There were explanations to be had, of course. The first was predictable, and it brooked no further inquiry: Why not? That was the battle cry of their generation, but in this case Ferris couldn’t quite separate the question and its answer from Why me and not others?

That got explained indirectly. There were others. A woman, whose name he was given along with explicit descriptions of what had gone on. She was Ava’s choice, Ferris gathered, although no one said so. Ferris wanted to know whose choice he’d been, but he didn’t ask.

The other explanations made his head spin. They’d wanted him for years. They loved him, in fact. Both of them, yes. Love, and friendship. Why not?

This revelation muddied things further. In theory he too loved his friends, Vince included. Maybe particularly. But neither love nor friendship would have occasioned him to invite Vince to sleep with his women, alone or with Ferris watching or participating. What did Vince get out of this? Was it just for the erotic kick he got?

“All those things are part of sex, Cuckoo,” Vince explained one night when Ferris pushed the subject. “Ava wanted you. I did too.”

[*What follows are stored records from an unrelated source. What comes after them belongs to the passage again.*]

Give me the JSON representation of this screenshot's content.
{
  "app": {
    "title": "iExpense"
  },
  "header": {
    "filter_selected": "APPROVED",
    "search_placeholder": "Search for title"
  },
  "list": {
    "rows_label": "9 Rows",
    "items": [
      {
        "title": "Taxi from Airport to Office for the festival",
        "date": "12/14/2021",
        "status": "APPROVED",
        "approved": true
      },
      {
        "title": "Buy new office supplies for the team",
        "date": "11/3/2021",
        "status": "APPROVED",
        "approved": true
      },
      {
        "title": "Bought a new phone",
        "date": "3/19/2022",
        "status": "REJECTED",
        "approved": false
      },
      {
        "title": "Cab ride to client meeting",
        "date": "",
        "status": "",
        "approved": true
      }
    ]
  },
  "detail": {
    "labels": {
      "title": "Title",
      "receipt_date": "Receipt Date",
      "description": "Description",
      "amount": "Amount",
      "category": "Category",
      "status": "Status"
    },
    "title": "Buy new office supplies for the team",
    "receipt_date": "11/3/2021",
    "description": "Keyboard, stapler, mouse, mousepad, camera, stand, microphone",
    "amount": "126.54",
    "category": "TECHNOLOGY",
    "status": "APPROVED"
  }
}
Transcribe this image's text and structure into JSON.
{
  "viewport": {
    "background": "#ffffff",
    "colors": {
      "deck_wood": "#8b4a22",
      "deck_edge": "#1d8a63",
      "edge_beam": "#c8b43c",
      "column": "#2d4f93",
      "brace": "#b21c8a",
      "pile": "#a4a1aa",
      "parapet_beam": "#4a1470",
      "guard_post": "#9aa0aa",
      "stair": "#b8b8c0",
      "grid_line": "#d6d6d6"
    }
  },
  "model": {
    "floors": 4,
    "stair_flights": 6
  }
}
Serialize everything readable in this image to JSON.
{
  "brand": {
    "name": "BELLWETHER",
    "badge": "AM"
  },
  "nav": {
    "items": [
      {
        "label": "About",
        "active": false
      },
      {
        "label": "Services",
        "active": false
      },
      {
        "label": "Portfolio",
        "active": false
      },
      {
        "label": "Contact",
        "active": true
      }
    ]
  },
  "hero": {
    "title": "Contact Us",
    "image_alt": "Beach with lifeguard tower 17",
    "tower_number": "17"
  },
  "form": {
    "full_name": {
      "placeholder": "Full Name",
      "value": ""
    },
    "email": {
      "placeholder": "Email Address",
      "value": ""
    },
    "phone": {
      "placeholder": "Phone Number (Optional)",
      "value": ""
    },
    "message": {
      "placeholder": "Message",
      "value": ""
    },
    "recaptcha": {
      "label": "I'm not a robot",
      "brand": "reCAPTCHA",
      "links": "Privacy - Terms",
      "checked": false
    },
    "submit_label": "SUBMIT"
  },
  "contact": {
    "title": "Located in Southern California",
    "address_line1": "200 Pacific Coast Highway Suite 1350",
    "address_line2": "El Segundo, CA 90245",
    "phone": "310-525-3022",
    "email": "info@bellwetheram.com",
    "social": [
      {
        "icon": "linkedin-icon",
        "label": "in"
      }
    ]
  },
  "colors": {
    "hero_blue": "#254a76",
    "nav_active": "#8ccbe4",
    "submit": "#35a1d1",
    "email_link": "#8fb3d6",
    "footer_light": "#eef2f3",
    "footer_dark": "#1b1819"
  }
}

“We didn’t pick you out of a police line-up,” Ava added. “Don’t make this too complicated or it’ll screw you up.”

“It is complicated,” Ferris said.

“Well,” Ava said, “you know what they say.”

“What do they say?”

“They say that when a married woman wants to sleep with another man it means there’s something wrong with her marriage.”

“What do they say about men doing the same thing?”

She laughed. “They say it just means he has testicles.”

“Yeah, well, who the hell are they, anyway?” Ferris said, getting irritable.

“They’re the part of you that wants to believe what they say.”

That didn’t quite answer the question Ferris couldn’t bring himself to ask either of them: Why does Ava love me?

The question, after ten years, is still there. In fact, it has grown. Now he wants to know how Ava loved him, not just why. And his perfect ego, stupid as always, wants to know if she still does.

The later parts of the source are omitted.